All my life I have been teased and bullied for being weird and lazy. At school, at home, in family meetings, at work...
I don't even know if I really tried to hide things, I was just used to think everything weird or terrible in my life was just normal.
How the hell are you supposed to understand something's wrong when you have no idea of what's good or wrong.
You can't place yourself on a scale if you don't know what 0 or 10 means.
So yeah, you spend years hearing people calling you lazy, unmotivated. The "where there's a will there's a way" people, the "you're just making excuses" people.
Same story, I turned down everything, which can sometimes cause bad reactions from your "friends", which can make you feel even worse...
This is why your post overwhelmed me. I felt this for decades.

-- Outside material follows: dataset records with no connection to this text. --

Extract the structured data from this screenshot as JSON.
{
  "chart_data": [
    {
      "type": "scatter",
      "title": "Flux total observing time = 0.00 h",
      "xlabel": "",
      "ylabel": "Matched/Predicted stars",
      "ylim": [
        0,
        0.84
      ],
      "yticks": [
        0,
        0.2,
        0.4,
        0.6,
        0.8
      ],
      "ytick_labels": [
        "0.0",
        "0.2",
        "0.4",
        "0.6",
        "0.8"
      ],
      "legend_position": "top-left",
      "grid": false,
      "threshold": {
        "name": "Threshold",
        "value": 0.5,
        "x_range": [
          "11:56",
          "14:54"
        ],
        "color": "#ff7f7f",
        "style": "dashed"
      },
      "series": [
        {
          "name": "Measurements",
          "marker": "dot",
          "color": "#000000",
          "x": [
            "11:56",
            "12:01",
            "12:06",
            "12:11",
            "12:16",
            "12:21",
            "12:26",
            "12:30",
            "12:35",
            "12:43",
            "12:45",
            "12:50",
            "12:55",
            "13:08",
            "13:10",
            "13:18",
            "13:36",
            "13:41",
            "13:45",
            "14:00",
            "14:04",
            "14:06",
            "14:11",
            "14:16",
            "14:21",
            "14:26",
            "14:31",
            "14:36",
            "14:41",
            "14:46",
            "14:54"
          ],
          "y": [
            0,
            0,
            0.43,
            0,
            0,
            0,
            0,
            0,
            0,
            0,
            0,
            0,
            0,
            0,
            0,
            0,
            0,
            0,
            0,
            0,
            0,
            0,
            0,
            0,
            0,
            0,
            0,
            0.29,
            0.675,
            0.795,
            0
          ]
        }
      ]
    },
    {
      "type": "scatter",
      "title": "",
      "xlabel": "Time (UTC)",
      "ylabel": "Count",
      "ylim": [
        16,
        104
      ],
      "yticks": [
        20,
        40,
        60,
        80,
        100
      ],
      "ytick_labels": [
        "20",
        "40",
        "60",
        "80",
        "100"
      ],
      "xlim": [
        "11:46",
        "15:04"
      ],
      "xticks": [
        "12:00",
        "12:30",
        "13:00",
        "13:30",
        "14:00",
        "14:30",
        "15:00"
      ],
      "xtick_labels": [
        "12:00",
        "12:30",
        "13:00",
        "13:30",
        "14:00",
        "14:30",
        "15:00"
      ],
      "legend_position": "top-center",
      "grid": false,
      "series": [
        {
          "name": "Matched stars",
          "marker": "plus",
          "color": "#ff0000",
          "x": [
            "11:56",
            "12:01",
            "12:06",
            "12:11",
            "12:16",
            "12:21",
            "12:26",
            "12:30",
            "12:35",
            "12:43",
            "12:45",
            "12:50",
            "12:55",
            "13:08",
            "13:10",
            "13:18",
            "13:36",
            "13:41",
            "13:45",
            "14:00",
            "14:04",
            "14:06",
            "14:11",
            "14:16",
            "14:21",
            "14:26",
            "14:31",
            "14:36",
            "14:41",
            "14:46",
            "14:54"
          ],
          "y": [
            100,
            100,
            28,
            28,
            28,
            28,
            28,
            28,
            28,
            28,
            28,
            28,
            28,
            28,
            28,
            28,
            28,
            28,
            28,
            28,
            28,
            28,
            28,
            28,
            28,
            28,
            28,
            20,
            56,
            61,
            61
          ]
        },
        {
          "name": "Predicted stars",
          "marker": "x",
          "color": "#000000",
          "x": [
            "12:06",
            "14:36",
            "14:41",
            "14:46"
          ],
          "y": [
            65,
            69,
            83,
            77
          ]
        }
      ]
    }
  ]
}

I've been doing a big cleaning up of my entourage for the last 2 years so I'm not going to have a lot of decisions to make about ADHD and a possible ASD.
I'm just curious about how I'm going to use different learning methods so I can move forward.

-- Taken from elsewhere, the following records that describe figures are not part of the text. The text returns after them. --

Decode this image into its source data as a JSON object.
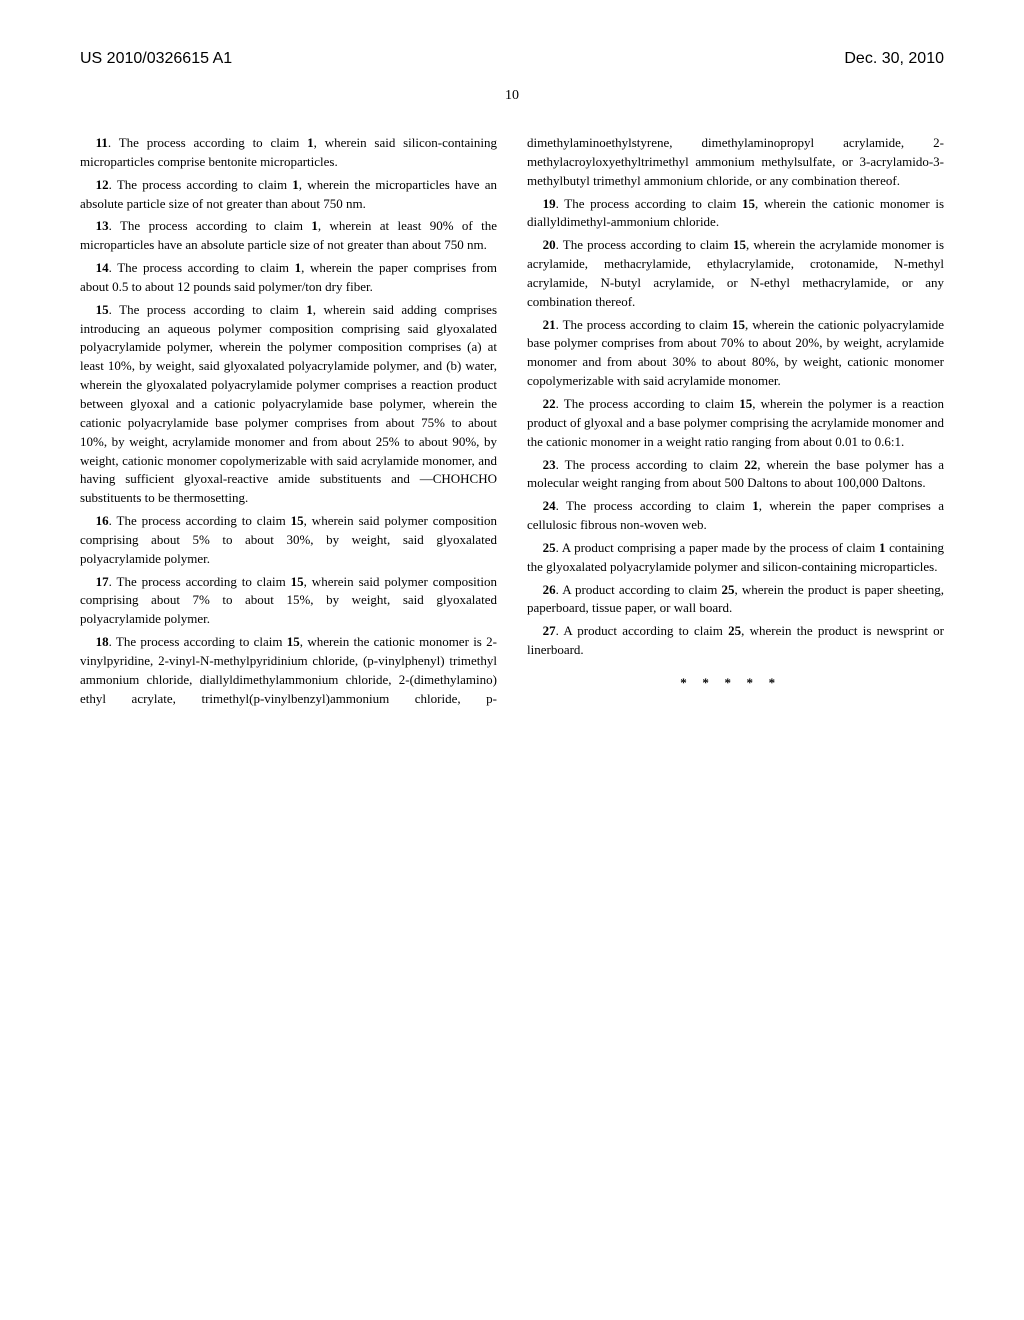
{
  "header": {
    "pub_number": "US 2010/0326615 A1",
    "pub_date": "Dec. 30, 2010"
  },
  "page_number": "10",
  "claims": [
    {
      "num": "11",
      "ref": "1",
      "text_before": ". The process according to claim ",
      "text_after": ", wherein said silicon-containing microparticles comprise bentonite microparticles."
    },
    {
      "num": "12",
      "ref": "1",
      "text_before": ". The process according to claim ",
      "text_after": ", wherein the microparticles have an absolute particle size of not greater than about 750 nm."
    },
    {
      "num": "13",
      "ref": "1",
      "text_before": ". The process according to claim ",
      "text_after": ", wherein at least 90% of the microparticles have an absolute particle size of not greater than about 750 nm."
    },
    {
      "num": "14",
      "ref": "1",
      "text_before": ". The process according to claim ",
      "text_after": ", wherein the paper comprises from about 0.5 to about 12 pounds said polymer/ton dry fiber."
    },
    {
      "num": "15",
      "ref": "1",
      "text_before": ". The process according to claim ",
      "text_after": ", wherein said adding comprises introducing an aqueous polymer composition comprising said glyoxalated polyacrylamide polymer, wherein the polymer composition comprises (a) at least 10%, by weight, said glyoxalated polyacrylamide polymer, and (b) water, wherein the glyoxalated polyacrylamide polymer comprises a reaction product between glyoxal and a cationic polyacrylamide base polymer, wherein the cationic polyacrylamide base polymer comprises from about 75% to about 10%, by weight, acrylamide monomer and from about 25% to about 90%, by weight, cationic monomer copolymerizable with said acrylamide monomer, and having sufficient glyoxal-reactive amide substituents and —CHOHCHO substituents to be thermosetting."
    },
    {
      "num": "16",
      "ref": "15",
      "text_before": ". The process according to claim ",
      "text_after": ", wherein said polymer composition comprising about 5% to about 30%, by weight, said glyoxalated polyacrylamide polymer."
    },
    {
      "num": "17",
      "ref": "15",
      "text_before": ". The process according to claim ",
      "text_after": ", wherein said polymer composition comprising about 7% to about 15%, by weight, said glyoxalated polyacrylamide polymer."
    },
    {
      "num": "18",
      "ref": "15",
      "text_before": ". The process according to claim ",
      "text_after": ", wherein the cationic monomer is 2-vinylpyridine, 2-vinyl-N-methylpyridinium chloride, (p-vinylphenyl) trimethyl ammonium chloride, diallyldimethylammonium chloride, 2-(dimethylamino) ethyl acrylate, trimethyl(p-vinylbenzyl)ammonium chloride, p-dimethylaminoethylstyrene, dimethylaminopropyl acrylamide, 2-methylacroyloxyethyltrimethyl ammonium methylsulfate, or 3-acrylamido-3-methylbutyl trimethyl ammonium chloride, or any combination thereof."
    },
    {
      "num": "19",
      "ref": "15",
      "text_before": ". The process according to claim ",
      "text_after": ", wherein the cationic monomer is diallyldimethyl-ammonium chloride."
    },
    {
      "num": "20",
      "ref": "15",
      "text_before": ". The process according to claim ",
      "text_after": ", wherein the acrylamide monomer is acrylamide, methacrylamide, ethylacrylamide, crotonamide, N-methyl acrylamide, N-butyl acrylamide, or N-ethyl methacrylamide, or any combination thereof."
    },
    {
      "num": "21",
      "ref": "15",
      "text_before": ". The process according to claim ",
      "text_after": ", wherein the cationic polyacrylamide base polymer comprises from about 70% to about 20%, by weight, acrylamide monomer and from about 30% to about 80%, by weight, cationic monomer copolymerizable with said acrylamide monomer."
    },
    {
      "num": "22",
      "ref": "15",
      "text_before": ". The process according to claim ",
      "text_after": ", wherein the polymer is a reaction product of glyoxal and a base polymer comprising the acrylamide monomer and the cationic monomer in a weight ratio ranging from about 0.01 to 0.6:1."
    },
    {
      "num": "23",
      "ref": "22",
      "text_before": ". The process according to claim ",
      "text_after": ", wherein the base polymer has a molecular weight ranging from about 500 Daltons to about 100,000 Daltons."
    },
    {
      "num": "24",
      "ref": "1",
      "text_before": ". The process according to claim ",
      "text_after": ", wherein the paper comprises a cellulosic fibrous non-woven web."
    },
    {
      "num": "25",
      "ref": "1",
      "text_before": ". A product comprising a paper made by the process of claim ",
      "text_after": " containing the glyoxalated polyacrylamide polymer and silicon-containing microparticles."
    },
    {
      "num": "26",
      "ref": "25",
      "text_before": ". A product according to claim ",
      "text_after": ", wherein the product is paper sheeting, paperboard, tissue paper, or wall board."
    },
    {
      "num": "27",
      "ref": "25",
      "text_before": ". A product according to claim ",
      "text_after": ", wherein the product is newsprint or linerboard."
    }
  ],
  "end_marker": "*****"
}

I don't know about human interactions... I don't think I can't say anything positive about this, there's too much hate in me.
There is one thing for sure, you can't fix toxic people.
Try to remember that where you are is a good place to start, and to have compassion for your past self. Your past self did everything they could to get to a better situation. And now, things sound like they're starting to get better.
I feel for you. I've had my own fantastic journey trying to climb out of ASD and chronic health overlap. It's complete shit.
I've had luck with Stoic philosophy to try to let go of how much time I've lost because of illness, and how much more I'm going to lose. Feel free to email if you just want someone else to talk to.
Imagine having tremendous back pain since birth, so that multiple times a day you need to lie down for an hour. You tell people about it and they just say "you don't look like you're in pain", or "yeah everyone has back pain", and they imagine you weak for being so affected by it. As a child you were raised that it's taboo to manage your back pain, so you often have to make up excuses to go secretly lie down.
You even believe yourself that you are just a failure for needing to do this when everyone else can soldier on. You have to turn down hikes, trips, even relationships; if a friend invites you over you need to make sure there's an exit strategy, or at least a place you can secretly take a break if you have a spike.
This is what my life is like. I have been trained to look like I'm not in pain -- to hide my shutdowns and meltdowns and hypersensitivities, through willpower or through physically removing myself. It affects my work, my relationships, and my daily life, but the worst part is just the pain itself.